O outro momento essencial do Sacramento da Penitência, compete, por sua vez, ao confessor juiz e médico, imagem de Deus Pai que acolhe aquele que regressa e lhe perdoa: é a absolvição. As palavras que a exprimem e os gestos que a acompanham no antigo e no novo Ritual da Penitência, revestem-se de uma significativa simplicidade na sua grandeza. A fórmula sacramental: «Eu te absolvo...», a imposição das mãos e o sinal da cruz traçado sobre o penitente manifestam quenaquele momento o pecador contrito e convertido entra em contacto com o poder e a misericórdia de Deus. É em tal momento que, em resposta ao penitente, a Santíssima Trindade se torna presente para apagar o seu pecado e restituir-lhe a inocência; e a força salvífica da Paixão, Morte e Ressurreição de Jesus é comunicada ao mesmo penitente, como «misericórdia mais forte do que a culpa e a ofensa», como a designei na Encíclica Dives in Misericordia. Deus é sempre o principal ofendido pelo pecado — «Pequei só contra Vós!» («tibi soli peccavi!») — e só Deus pode perdoar. Por isso, a absolvição que o Sacerdote, ministro do perdão, embora também ele pecador, concede ao penitente, é o sinal eficaz da intervenção do Pai em cada absolvição e da «ressurreição» da «morte espiritual» que se renova todas as vezes que é actuado o Sacramento da Penitência. Só a fé pode assegurar que naquele momento todos e cada um dos pecados são perdoados e apagados pela misteriosa intervenção do Salvador.

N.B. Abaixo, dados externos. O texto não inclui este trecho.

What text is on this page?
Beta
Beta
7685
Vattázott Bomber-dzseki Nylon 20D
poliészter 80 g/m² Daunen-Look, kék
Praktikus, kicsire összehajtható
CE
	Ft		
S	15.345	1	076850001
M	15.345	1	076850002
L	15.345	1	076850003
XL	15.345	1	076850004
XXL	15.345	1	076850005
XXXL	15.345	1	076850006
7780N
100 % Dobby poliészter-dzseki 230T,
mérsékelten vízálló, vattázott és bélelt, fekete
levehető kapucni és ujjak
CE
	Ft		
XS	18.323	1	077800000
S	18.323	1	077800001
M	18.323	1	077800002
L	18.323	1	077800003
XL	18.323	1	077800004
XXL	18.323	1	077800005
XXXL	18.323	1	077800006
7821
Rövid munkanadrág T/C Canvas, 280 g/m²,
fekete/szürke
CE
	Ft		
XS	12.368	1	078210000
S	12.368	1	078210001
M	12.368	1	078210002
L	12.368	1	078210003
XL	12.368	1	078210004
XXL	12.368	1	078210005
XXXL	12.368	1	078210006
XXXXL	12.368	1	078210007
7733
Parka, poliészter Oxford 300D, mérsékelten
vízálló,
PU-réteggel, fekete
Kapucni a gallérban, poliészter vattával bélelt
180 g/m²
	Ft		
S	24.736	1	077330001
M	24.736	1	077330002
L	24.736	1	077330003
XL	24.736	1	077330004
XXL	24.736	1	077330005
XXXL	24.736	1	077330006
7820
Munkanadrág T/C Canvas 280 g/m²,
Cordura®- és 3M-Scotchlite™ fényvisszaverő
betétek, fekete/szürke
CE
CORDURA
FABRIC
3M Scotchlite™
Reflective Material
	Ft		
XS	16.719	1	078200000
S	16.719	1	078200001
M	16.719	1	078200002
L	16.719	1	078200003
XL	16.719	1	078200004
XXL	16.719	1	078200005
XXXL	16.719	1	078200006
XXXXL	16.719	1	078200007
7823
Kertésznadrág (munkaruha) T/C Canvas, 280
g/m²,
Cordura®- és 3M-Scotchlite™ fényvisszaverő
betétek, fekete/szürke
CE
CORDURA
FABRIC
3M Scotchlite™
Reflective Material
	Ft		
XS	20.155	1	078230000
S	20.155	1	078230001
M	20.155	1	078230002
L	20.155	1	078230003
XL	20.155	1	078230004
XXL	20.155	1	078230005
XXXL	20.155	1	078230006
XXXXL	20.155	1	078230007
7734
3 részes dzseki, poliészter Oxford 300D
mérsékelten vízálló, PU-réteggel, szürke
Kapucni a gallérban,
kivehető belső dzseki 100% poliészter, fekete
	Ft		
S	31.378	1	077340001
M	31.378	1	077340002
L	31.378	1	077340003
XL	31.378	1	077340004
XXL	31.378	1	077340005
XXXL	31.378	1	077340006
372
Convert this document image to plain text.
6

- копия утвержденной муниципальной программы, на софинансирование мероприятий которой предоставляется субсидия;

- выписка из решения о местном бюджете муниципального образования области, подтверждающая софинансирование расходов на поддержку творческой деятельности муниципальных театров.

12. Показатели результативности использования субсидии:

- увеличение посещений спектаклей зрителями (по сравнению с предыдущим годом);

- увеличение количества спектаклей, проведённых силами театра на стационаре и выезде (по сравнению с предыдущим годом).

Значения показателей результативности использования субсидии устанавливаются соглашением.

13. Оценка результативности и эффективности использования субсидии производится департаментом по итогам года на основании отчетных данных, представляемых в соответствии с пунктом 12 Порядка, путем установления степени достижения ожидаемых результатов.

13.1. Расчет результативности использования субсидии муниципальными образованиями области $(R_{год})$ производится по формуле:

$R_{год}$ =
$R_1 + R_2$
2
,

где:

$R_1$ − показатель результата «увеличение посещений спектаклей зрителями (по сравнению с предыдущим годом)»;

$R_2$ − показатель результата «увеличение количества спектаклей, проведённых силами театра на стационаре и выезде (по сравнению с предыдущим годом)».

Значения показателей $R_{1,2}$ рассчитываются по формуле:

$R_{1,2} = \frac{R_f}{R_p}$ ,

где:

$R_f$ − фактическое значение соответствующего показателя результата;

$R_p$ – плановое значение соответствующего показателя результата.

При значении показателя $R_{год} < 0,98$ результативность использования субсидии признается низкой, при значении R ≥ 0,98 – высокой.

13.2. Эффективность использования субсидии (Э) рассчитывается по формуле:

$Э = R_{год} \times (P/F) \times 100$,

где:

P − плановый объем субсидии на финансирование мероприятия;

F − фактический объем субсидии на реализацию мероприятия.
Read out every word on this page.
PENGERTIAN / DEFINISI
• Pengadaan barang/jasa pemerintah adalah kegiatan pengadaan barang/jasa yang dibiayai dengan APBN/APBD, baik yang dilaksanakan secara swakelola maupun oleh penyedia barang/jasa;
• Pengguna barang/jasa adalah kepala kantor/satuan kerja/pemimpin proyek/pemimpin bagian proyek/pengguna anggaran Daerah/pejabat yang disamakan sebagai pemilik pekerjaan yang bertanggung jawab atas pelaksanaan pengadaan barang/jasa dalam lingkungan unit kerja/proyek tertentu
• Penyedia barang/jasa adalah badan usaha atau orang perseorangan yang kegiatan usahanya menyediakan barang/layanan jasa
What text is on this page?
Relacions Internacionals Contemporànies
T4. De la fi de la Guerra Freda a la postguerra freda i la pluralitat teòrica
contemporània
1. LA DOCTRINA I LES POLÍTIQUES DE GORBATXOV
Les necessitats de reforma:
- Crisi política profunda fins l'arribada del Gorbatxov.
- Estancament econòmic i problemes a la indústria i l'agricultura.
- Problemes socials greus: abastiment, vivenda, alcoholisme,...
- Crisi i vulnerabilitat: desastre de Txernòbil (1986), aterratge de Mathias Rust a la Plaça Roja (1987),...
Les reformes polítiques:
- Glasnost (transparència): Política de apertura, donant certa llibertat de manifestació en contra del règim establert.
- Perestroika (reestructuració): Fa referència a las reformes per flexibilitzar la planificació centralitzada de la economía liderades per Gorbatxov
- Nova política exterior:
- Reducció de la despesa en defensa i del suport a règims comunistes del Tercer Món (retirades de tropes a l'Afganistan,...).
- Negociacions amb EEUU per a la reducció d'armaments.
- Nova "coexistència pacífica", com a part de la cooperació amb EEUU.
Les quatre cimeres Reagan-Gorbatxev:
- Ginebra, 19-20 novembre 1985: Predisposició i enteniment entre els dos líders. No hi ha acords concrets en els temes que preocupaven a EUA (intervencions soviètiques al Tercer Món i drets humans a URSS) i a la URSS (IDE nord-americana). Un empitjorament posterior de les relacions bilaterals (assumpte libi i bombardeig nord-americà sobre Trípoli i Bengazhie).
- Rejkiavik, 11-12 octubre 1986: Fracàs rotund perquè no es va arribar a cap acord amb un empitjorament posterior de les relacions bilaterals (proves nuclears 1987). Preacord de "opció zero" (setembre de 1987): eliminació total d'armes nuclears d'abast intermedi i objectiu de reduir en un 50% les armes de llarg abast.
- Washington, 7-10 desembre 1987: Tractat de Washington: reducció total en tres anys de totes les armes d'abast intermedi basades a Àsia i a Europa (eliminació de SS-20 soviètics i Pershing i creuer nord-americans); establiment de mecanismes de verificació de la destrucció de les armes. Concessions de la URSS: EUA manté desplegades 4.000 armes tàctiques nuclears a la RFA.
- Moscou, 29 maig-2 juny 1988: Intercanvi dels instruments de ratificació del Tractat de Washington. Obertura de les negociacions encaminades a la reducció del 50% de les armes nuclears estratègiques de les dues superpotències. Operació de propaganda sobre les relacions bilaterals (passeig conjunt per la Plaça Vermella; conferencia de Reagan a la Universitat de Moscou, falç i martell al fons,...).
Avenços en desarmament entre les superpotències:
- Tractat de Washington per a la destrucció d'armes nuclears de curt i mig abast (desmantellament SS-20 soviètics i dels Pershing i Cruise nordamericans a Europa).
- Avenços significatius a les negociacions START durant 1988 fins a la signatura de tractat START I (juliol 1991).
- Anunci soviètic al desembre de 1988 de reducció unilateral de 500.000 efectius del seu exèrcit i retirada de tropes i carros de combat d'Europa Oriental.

A satisfação é o acto final que coroa o sinal sacramental da Penitência. Em alguns países, o que o penitente perdoado e absolvido aceita cumprir depois de ter recebido a absolvição, chama-se precisamente penitência.Qual é o significado desta satisfação que se dá ou desta penitência que se faz? Não é certamente o preço que se paga pelo pecado absolvido e pelo perdão alcançado: nenhum preço humano pode equivaler ao que se obteve, fruto do preciosíssimo Sangue de Cristo. As obras de satisfação — que, embora conservando um carácter de simplicidade e de humildade, deveriam tornar-se mais expressivas de tudo aquilo que significam — querem dizer algo de precioso: são o sinal docompromisso pessoal que o cristão assumiu com Deus, no Sacramento, de começar uma existência nova (e por isso não deveriam reduzir-se somente a algumas fórmulas a recitar, mas consistir em obras de culto, de caridade, de misericórdia e de reparação); incluem a ideia de que o pecador perdoado é capaz de unir a sua própria mortificação física e espiritual, procurada ou ao menos aceite, à Paixão de Jesus que lhe alcançou o perdão; recordam que, mesmo depois da absolvição, permanece no cristão uma zona de sombra devida as feridas do pecado, à imperfeição do amor no arrependimento, ao enfranquecimento das faculdades espirituais em que continua ainda activo um foco infeccioso de pecado, que é preciso combater sempre com a mortificação e a penitência. Tal é o significado da humilde mas sincera satisfação. (189)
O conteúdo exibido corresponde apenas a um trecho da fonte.